Alexis Martin et Daniel Brière : Au pays des mots gelés
Scène

Alexis Martin et Daniel Brière : Au pays des mots gelés

Pour se réapproprier notre histoire, un territoire quasi inexploré au théâtre, Alexis Martin et Daniel Brière racontent l’Invention du chauffage central en Nouvelle-France, ou l’aventure du froid en Amérique française.

Quand Jean-Pierre Ronfard est arrivé au Québec en 1960, il a été frappé par le fait que l’histoire québécoise était presque occultée, raconte Alexis Martin. "On n’a jamais fait de film ni de pièce de théâtre sur Champlain, d’Iberville, ni sur la conquête des plaines d’Abraham. Est-ce le lot des peuples vaincus?" s’interroge Martin, qui a eu l’idée d’écrire une saga historique sur l’Amérique française avec Ronfard il y a dix ans. "C’est un spectacle d’envergure avec 9 acteurs et 60 personnages!"

Après avoir exploré l’histoire occidentale (Hitler et Transit-section no 20), le NTE se tourne vers les hommes d’ici, figures mythiques et gens ordinaires, depuis la fondation de Québec (1608) jusqu’à la crise du verglas (1998). Pourquoi cette date? "Parce qu’au-delà de l’histoire, le thème de la pièce, c’est le froid qu’on a aussi occulté", explique Daniel Brière qui met en scène la trilogie. "Au Québec, on ne parle ni de l’histoire ni du froid, et pourtant, c’est déterminant pour notre identité. La crise du verglas est un moment unique où tout s’est figé, où le temps s’est arrêté. L’hiver nous a rattrapés."

Allégorie nordique

"On dit qu’il y a un pays où le froid est si grand que toutes les paroles s’y gèlent, et quand le printemps s’approche, ces paroles venant à dégeler, on entend quasi en un moment tout ce qui s’est dit pendant l’hiver." Voyant dans ce passage tiré des Relations des Jésuites une métaphore de l’identité québécoise aux contours flous, qui attend le dégel, Martin a choisi d’articuler sa pièce autour de l’allégorie du froid et du "pays des mots gelés". "C’est un thème très vaste qui nous permet aussi d’aller dans le froid du coeur, de l’âme, de nos relations avec les Amérindiens qui se sont refroidies", explique l’auteur qui donne une belle part aux Premières Nations et fait entendre leurs langues. "On montre aussi sur scène l’adaptation au froid, la survie, poursuit Brière. On a construit une cabane sur scène et on joue avec les contrastes du chaud (le poêle qui rassemble) et du froid (les tempêtes de neige). C’est un spectacle ambitieux avec une scénographie complexe."

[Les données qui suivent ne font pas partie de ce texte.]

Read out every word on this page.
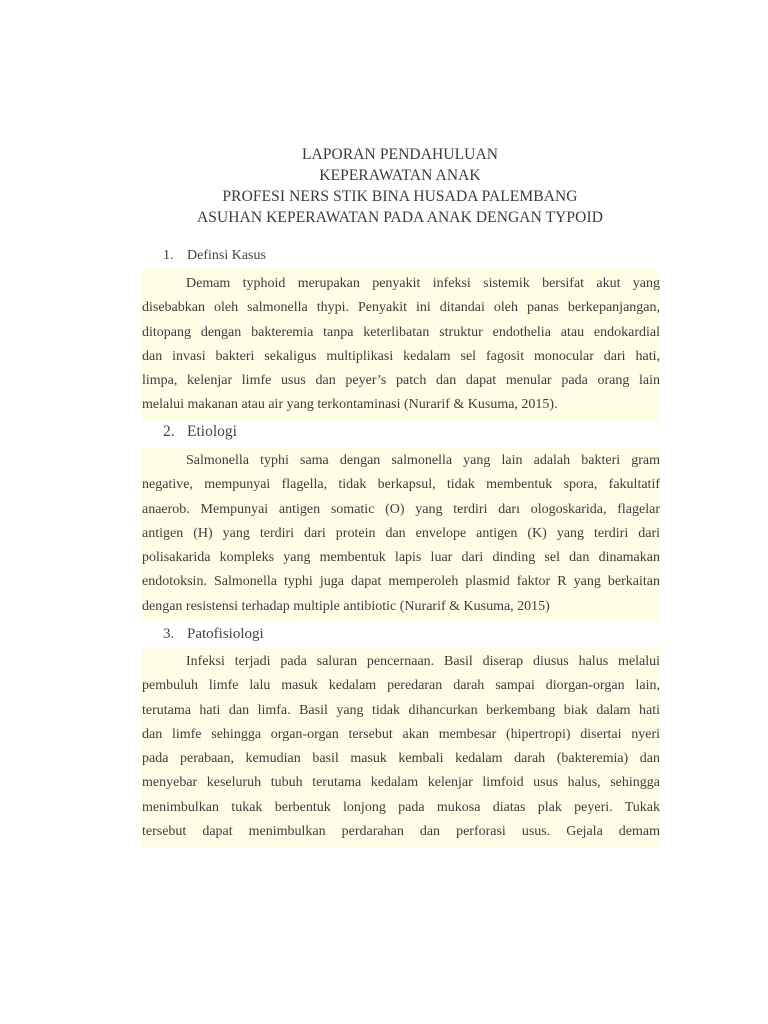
LAPORAN PENDAHULUAN
KEPERAWATAN ANAK
PROFESI NERS STIK BINA HUSADA PALEMBANG
ASUHAN KEPERAWATAN PADA ANAK DENGAN TYPOID
1. Definsi Kasus
Demam typhoid merupakan penyakit infeksi sistemik bersifat akut yang
disebabkan oleh salmonella thypi. Penyakit ini ditandai oleh panas berkepanjangan,
ditopang dengan bakteremia tanpa keterlibatan struktur endothelia atau endokardial
dan invasi bakteri sekaligus multiplikasi kedalam sel fagosit monocular dari hati,
limpa, kelenjar limfe usus dan peyer’s patch dan dapat menular pada orang lain
melalui makanan atau air yang terkontaminasi (Nurarif & Kusuma, 2015).
2. Etiologi
Salmonella typhi sama dengan salmonella yang lain adalah bakteri gram
negative, mempunyai flagella, tidak berkapsul, tidak membentuk spora, fakultatif
anaerob. Mempunyai antigen somatic (O) yang terdiri darı ologoskarida, flagelar
antigen (H) yang terdiri dari protein dan envelope antigen (K) yang terdiri dari
polisakarida kompleks yang membentuk lapis luar dari dinding sel dan dinamakan
endotoksin. Salmonella typhi juga dapat memperoleh plasmid faktor R yang berkaitan
dengan resistensi terhadap multiple antibiotic (Nurarif & Kusuma, 2015)
3. Patofisiologi
Infeksi terjadi pada saluran pencernaan. Basil diserap diusus halus melalui
pembuluh limfe lalu masuk kedalam peredaran darah sampai diorgan-organ lain,
terutama hati dan limfa. Basil yang tidak dihancurkan berkembang biak dalam hati
dan limfe sehingga organ-organ tersebut akan membesar (hipertropi) disertai nyeri
pada perabaan, kemudian basil masuk kembali kedalam darah (bakteremia) dan
menyebar keseluruh tubuh terutama kedalam kelenjar limfoid usus halus, sehingga
menimbulkan tukak berbentuk lonjong pada mukosa diatas plak peyeri. Tukak
tersebut dapat menimbulkan perdarahan dan perforasi usus. Gejala demam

Il faut savoir que si le premier spectacle s’articule autour du froid, le second parlera des rivières (Les chemins qui marchent), et le troisième, de l’alimentation (Le pain et le vin). Sans être didactique, le projet renoue avec notre mythologie dans le mélange sérieux et humoristique qui fait la signature du NTE. "On convoque des figures historiques comme Champlain et Miron, mais on se permet des libertés, affirme Martin. Je ne voulais pas faire une histoire monumentale de dates et de traités comme dans les manuels scolaires. C’est une histoire axée sur le quotidien, les faits de vie, et ça reste un jeu de théâtre." Se côtoient donc une famille qui fait des manteaux d’hiver, une autre qui fabrique des fournaises, mais aussi le père Lejeune et un sorcier montagnais, qui confrontent les fables chrétienne et amérindienne. À voir la bibliographie des lectures qui ont nourri cette première escale en Nouvelle-France (des Jésuites à Albert Memmi, en passant par un livre sur Le chauffage domestique au Canada), on imagine déjà l’esprit éclaté, mais aussi poétique (un choeur de femmes chante le vent), un retour aux racines et aux légendes d’antan. Souhaitons que cette fable sur notre pays de glace redonne le goût de l’histoire. Tant de récits attendent d’être racontés.